Add Semi-Additive Measures

In AtScale, creating a Semi-Additive measure allows you to choose dimensions over which the fact data should NOT be aggregated. Instead, you have the choice of returning the first or last non-empty value of a result set.

Note: The processing method of Semi-Additive Measures changed in AtScale I2023.4.1 and later. To revert to the engine behavior in prior releases (which could result in incorrect results), you must set the query.planning.semiAdditive.defaultAggregationWhenOutOfScope engine setting to False. You do not need to restart the engine after. For more information on engine settings, see Engine Level Configuration Settings.

Before you begin

See also: Semi-Additive Measures.

Attention: Semi-Additive Measures and Calculated Measures that depend on Semi-Additive Measures cannot be used in User-Defined Aggregates (UDAs). However, AtScale System-Defined Aggregates are able to use Semi-Additive Measures and their dependent Calculated Measures in aggregates.
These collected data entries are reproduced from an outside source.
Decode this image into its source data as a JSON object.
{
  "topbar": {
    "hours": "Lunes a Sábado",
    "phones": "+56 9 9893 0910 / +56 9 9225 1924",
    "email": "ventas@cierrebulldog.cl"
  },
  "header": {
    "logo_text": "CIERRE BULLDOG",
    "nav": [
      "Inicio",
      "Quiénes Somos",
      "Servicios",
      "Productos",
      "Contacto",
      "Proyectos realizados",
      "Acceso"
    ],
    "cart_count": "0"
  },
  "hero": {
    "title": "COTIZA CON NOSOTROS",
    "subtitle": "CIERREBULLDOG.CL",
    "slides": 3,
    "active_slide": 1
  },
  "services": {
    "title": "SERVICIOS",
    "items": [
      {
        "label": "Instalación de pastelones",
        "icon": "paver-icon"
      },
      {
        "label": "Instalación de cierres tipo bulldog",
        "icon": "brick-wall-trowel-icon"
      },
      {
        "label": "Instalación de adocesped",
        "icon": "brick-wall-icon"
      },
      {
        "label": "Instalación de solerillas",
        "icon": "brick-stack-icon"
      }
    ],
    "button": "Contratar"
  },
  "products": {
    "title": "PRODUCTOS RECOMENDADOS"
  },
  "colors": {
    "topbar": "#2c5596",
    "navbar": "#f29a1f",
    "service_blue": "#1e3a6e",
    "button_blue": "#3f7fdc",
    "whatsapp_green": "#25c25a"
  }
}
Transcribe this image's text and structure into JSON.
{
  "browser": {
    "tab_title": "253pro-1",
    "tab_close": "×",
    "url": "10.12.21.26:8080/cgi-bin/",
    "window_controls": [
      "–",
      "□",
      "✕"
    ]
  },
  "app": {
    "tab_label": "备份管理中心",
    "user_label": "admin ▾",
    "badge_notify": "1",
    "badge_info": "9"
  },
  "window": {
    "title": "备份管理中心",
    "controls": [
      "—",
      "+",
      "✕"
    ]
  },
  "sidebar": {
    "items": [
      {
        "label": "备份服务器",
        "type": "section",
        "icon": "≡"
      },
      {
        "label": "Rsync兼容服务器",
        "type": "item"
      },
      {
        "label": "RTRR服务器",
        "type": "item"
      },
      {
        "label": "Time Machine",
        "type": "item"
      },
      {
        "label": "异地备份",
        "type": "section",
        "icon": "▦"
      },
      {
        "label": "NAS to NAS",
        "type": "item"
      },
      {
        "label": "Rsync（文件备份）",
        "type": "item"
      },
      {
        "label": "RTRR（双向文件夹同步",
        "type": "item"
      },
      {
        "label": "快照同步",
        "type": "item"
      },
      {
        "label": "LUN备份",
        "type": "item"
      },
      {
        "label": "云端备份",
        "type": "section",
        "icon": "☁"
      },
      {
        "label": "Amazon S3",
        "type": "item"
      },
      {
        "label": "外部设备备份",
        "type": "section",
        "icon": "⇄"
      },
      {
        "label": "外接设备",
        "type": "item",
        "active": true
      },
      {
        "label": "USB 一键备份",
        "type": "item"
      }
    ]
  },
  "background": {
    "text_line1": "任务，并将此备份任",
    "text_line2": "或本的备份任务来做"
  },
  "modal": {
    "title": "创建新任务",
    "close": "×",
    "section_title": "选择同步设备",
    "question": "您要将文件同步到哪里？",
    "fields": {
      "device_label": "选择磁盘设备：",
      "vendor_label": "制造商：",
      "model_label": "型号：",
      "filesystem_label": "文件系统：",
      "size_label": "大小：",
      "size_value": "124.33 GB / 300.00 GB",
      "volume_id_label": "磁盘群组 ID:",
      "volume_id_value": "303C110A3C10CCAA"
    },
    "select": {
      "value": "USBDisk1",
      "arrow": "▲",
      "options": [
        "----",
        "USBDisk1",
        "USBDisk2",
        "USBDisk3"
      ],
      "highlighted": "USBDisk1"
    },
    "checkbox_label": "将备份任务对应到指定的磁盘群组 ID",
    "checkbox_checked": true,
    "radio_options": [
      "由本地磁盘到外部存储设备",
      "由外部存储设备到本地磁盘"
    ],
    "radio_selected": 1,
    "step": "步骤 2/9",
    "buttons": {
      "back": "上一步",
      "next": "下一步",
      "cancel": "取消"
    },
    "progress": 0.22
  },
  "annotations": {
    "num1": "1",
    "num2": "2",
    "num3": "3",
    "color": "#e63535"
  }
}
To add a Semi-Additive Measure:

  1. Open the main cube canvas.

  2. Locate the fact dataset for your cube model.

  3. Click the plus icon or drag a column to the Measures panel.

  4. Complete the requested information in the Create a Measure dialog; for details, see the sections below.

  5. Click Save Measure.

    The new measure appears in the Measures panel and the Preview panel of the cube.

Field reference


The user-friendly name that users will see when they connect to the cube from a client tool. The name should denote that this measure is Semi-Additive so query users can distinguish it from a regular additive measure.

Query Name

The alias that the AtScale query engine will use for the target column. This can be the same as the Target Column name, or you can enter a more readable name if you want - just don't change the Query Name once the cube has been published.


If selected, the measure will be visible in the cube. You may want to make a measure not visible if you intend to use it in a calculation, but not as a measure on its own."


This is a description of the data that this measure contains. Some BI tools can show this description, some can't. It's a good practice to enter descriptions to help other people get familiar with the data in the cube.

Aggregation Type

For Semi-Additive Measures, you can only choose AVERAGE, SUM, MIN, or MAX.


The source dataset that contains the column that the measure is based on. This should be the fact dataset of the cube model.

Target Column

The dataset column that the measure is based on.

Semi-Additive Measure

Set to First Non-Empty or Last Non-Empty. Then choose one dimension in the cube over which not to summarize values. Instead the result set is sorted in ascending order by the selected dimension's key and either the first (earliest) or last (latest) value of the result set is used.

Note: If you do not see a dimension in the drop-down list, make sure the dimension has been added to the cube and that it only has one key level defined. If the dimension has multiple hierarchies, you should duplicate the key level for each hierarchy rather than create two separate key levels.


Choose the format for the values. You can specify how values should be formatted for certain types of attributes in a cube. Value formatting controls how the values appear to users in their BI tools. Setting the format preference in the AtScale cube ensures that all BI users see the data values in the same way.


(Optional) The name of a folder that this measure should go in. If your cube has a lot of measures, folders are a good way to organize them.